Honda was re-investing its substantial profits in the business while Matchless took profits that didn’t really exist, without investing in modernisation. Matchless had investors, creditors and banks to satisfy, Honda didn’t. During the post war recovery period, Japanese manufacturers were typically investing 30% of profits into its industry.
AMC, with its head office at Woolwich, used profits from Norton and Francis Barnet to bolster the flagging fortunes of AJS/ Matchless. In 1961 Norton was doing well with sales, particularly in the USA. It needed to expand production so was just about to buy a nearby factory, when AMC called in the £250,000 profit to cover a financial crisis at Woolwich. The Norton expansion did not take place and the potential profits from expanded production were forgone. This may have saved the AMC organisation had the right decisions been made.

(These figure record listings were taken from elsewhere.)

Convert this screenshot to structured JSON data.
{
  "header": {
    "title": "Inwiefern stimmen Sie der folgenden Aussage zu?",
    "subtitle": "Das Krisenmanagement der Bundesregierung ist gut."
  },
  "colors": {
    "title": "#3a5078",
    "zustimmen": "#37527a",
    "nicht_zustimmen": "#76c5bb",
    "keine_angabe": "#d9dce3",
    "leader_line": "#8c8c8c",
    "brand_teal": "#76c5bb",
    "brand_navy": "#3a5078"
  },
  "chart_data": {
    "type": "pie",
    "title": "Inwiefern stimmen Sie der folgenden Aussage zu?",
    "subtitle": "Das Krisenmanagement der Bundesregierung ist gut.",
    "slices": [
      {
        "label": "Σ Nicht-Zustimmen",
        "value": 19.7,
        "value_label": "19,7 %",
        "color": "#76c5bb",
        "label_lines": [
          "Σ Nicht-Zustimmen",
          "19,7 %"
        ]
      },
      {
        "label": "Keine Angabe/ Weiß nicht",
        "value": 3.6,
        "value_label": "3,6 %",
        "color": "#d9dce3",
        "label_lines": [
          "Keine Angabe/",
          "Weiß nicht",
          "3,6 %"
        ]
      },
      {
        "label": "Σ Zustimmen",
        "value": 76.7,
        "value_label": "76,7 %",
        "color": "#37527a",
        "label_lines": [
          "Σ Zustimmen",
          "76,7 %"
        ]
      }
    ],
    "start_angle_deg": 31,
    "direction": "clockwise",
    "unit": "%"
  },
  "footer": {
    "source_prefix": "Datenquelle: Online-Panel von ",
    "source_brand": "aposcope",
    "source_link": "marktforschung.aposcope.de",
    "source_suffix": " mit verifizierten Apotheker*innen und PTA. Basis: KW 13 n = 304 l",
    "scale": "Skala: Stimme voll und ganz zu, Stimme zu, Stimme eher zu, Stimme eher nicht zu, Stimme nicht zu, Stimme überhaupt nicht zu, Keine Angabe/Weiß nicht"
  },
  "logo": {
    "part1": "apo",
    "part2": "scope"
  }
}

The Japanese culture of looking after the workforce and massive industrial investment supported by a caring banking sector reaped its own success. In the 60s the Wilson Government tried to encourage replication of this model in the UK but was let down by a lack of desire to bring about a co-ordination with industry by the investment sector. And industrial leaders alike. A closer relationship between bankers and the industry would have revealed that the Norton financial control mechanisms and innovative bike and production design were head and shoulders above Matchless. Appropriate remedial action could have been taken much earlier.
With the failure of the manufacturing base at Woolwich and other Thames-side quality lead to the total destruction of the working class aristocracy that had given such stability and prosperity to East and South East London. The skilled young men emigrated to the old Commonwealth and elsewhere allowing prosperity to develop in those countries.
• AMC bought Norton in 1954 because of its wining habit in TT races.
• The take over seemed to have stultified Norton machine, production and marketing innovation.
• The Norton advertising advantage wasn’t pressed home across the whole of AMC
• Profits from James mc, Francis Barnet mc, and Norton mc were used to bolster AJS/Matchless less than sparkling performance.
• The Norton subsidiary couldn’t borrow money from banks because of the AMC group’s poor credit rating.
• Norton’s innovative one piece engine designs for its 125cc and 250cc with 90% commonality of parts, reduced oil leaks and production costs.
• The Honda advertising slogan “you are never alone on a Honda” lead their marketing campaign to sell machines to non motor cyclists who simply wanted to get to work. Freedom from oil leaks allowed this as people could keep clean without specialist clothes.
• Norton survived beyond the AMC collapse, and went on to develop a 160 MPH machine loved by police forces for their speed and safety. But the investment money wasn’t there to develop it.